The usage of 1080 in New Zealand (a pest control and animal health measure) attracts some opposition on animal welfare grounds but a 2007 assessment of 1080 (sodium fluoroacetate) concluded that the benefits outweighed the risks.

In 2010 Landcare Research prepared a paper for MAF Biosecurity New Zealand called How humane are our pest control tools?
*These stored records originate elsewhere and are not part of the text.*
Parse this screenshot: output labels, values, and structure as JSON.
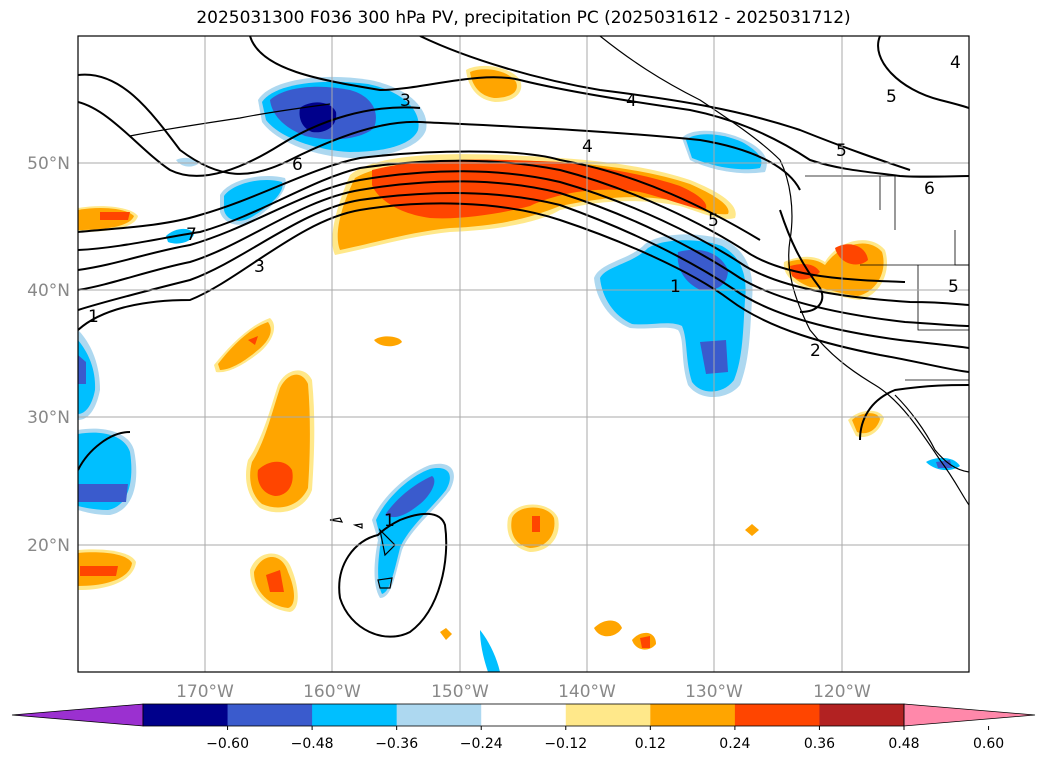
{
  "title": "2025031300 F036 300 hPa PV, precipitation PC (2025031612 - 2025031712)",
  "map": {
    "lon_range": [
      -180,
      -110
    ],
    "lat_range": [
      10,
      60
    ],
    "lat_ticks": [
      {
        "value": 20,
        "label": "20°N"
      },
      {
        "value": 30,
        "label": "30°N"
      },
      {
        "value": 40,
        "label": "40°N"
      },
      {
        "value": 50,
        "label": "50°N"
      }
    ],
    "lon_ticks": [
      {
        "value": -170,
        "label": "170°W"
      },
      {
        "value": -160,
        "label": "160°W"
      },
      {
        "value": -150,
        "label": "150°W"
      },
      {
        "value": -140,
        "label": "140°W"
      },
      {
        "value": -130,
        "label": "130°W"
      },
      {
        "value": -120,
        "label": "120°W"
      }
    ],
    "gridlines": true,
    "contour_labels": [
      "3",
      "4",
      "4",
      "6",
      "5",
      "6",
      "5",
      "7",
      "3",
      "5",
      "1",
      "1",
      "2",
      "4",
      "5",
      "1"
    ]
  },
  "colorbar": {
    "labels": [
      "−0.60",
      "−0.48",
      "−0.36",
      "−0.24",
      "−0.12",
      "0.12",
      "0.24",
      "0.36",
      "0.48",
      "0.60"
    ],
    "colors": [
      "#9b30d0",
      "#00008b",
      "#3a5bcd",
      "#00bfff",
      "#add8f0",
      "#ffffff",
      "#ffe88a",
      "#ffa500",
      "#ff4500",
      "#b22222",
      "#ff88aa"
    ]
  },
  "shading_colors": {
    "neg_light": "#add8f0",
    "neg_mid": "#00bfff",
    "neg_strong": "#3a5bcd",
    "neg_max": "#00008b",
    "pos_light": "#ffe88a",
    "pos_mid": "#ffa500",
    "pos_strong": "#ff4500"
  }
}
Various vertebrate toxic agents such as 1080, Brodifacoum, Cholecalciferol and so on, kill traps in mammal species, in-burrow rabbit control methods and leg hold traps, rotenone, alphachloralose and DRC-1339 looked at the 'animal welfare impact' (humaneness) of these control tools. The paper describes in detail how various toxins affect different animals. Information on level of consciousness at various times/events after dosing are still needed to fully assess its negative experiences and humaneness.

===Agricultural imports===
Many New Zealand animal welfare standards do not apply to imports, including prohibitions on battery cages, gestation crates, and mulesing. A 2024 report by Animal Policy International and the New Zealand SPCA found that all of New Zealand's imported wool, 90% of pork, 80% of liquid eggs, and 70% of fish come from countries that allow practices that are prohibited in New Zealand.

As of 2023, two-thirds of pork eaten in New Zealand is imported from countries with lower pig welfare standards, such as the United States and Canada, which can accordingly produce it more cheaply.

===Animal research===

Animal research is regulated by the Animal Welfare Act 1999 and organisations using animals must follow an approved code of ethical conduct. This sets out the policies and procedures that need to be adopted and followed by the organisation and its animal ethics committee (AEC). Every project must be approved and monitored by an AEC which includes lay members.

=== Companion animals ===
After a Tongan man living in New Zealand cooked his dog in his back yard in 2009, calls were made to ban the practice, but this did not happen.

=== Livestock transportation ===
On 14 April 2021, the Government of New Zealand announced that, in order to raise animal welfare standards, it had decided to phase out the export of livestock by sea by 2023 after a transition period of up to two years. It was the first country in history to do so; activists called on Australia and other states to follow suit.

=== Wildlife smuggling ===

New Zealand has a number of rare and endangered species and there have been cases of wildlife smuggling.

The Wildlife Enforcement Group, a group of three government departments, collectively investigate smuggling to and from New Zealand. The three agencies are the New Zealand Customs Service, the Ministry of Agriculture and Forestry and the Department of Conservation.

New Zealand is a signatory to CITES (Convention on International Trade in Endangered Species of Wild Fauna and Flora) which was set up to ensure that international trade in specimens of wild animals and plants does not threaten their survival. CITES is administered by the Department of Conservation.

==Organisations==

A number of organisations in New Zealand actively pursue animal welfare issues.

The Royal New Zealand Society for the Prevention of Cruelty to Animals (RNZSPCA or more commonly, SPCA), the longest established animal welfare organisation in New Zealand, was formed in Dunedin in 1882 and was inspired by the English Society for the Prevention of Cruelty to Animals.

SAFE (Save Animals From Exploitation) is an animal rights advocacy group that has run a number of high-profile campaigns. SAFE ran a campaign against intensive pig farming featuring the comedian Mike King who had previously fronted an advertising campaign that promoted the sale of pork.

The international animal welfare charity, World Animal Protection has a branch in New Zealand.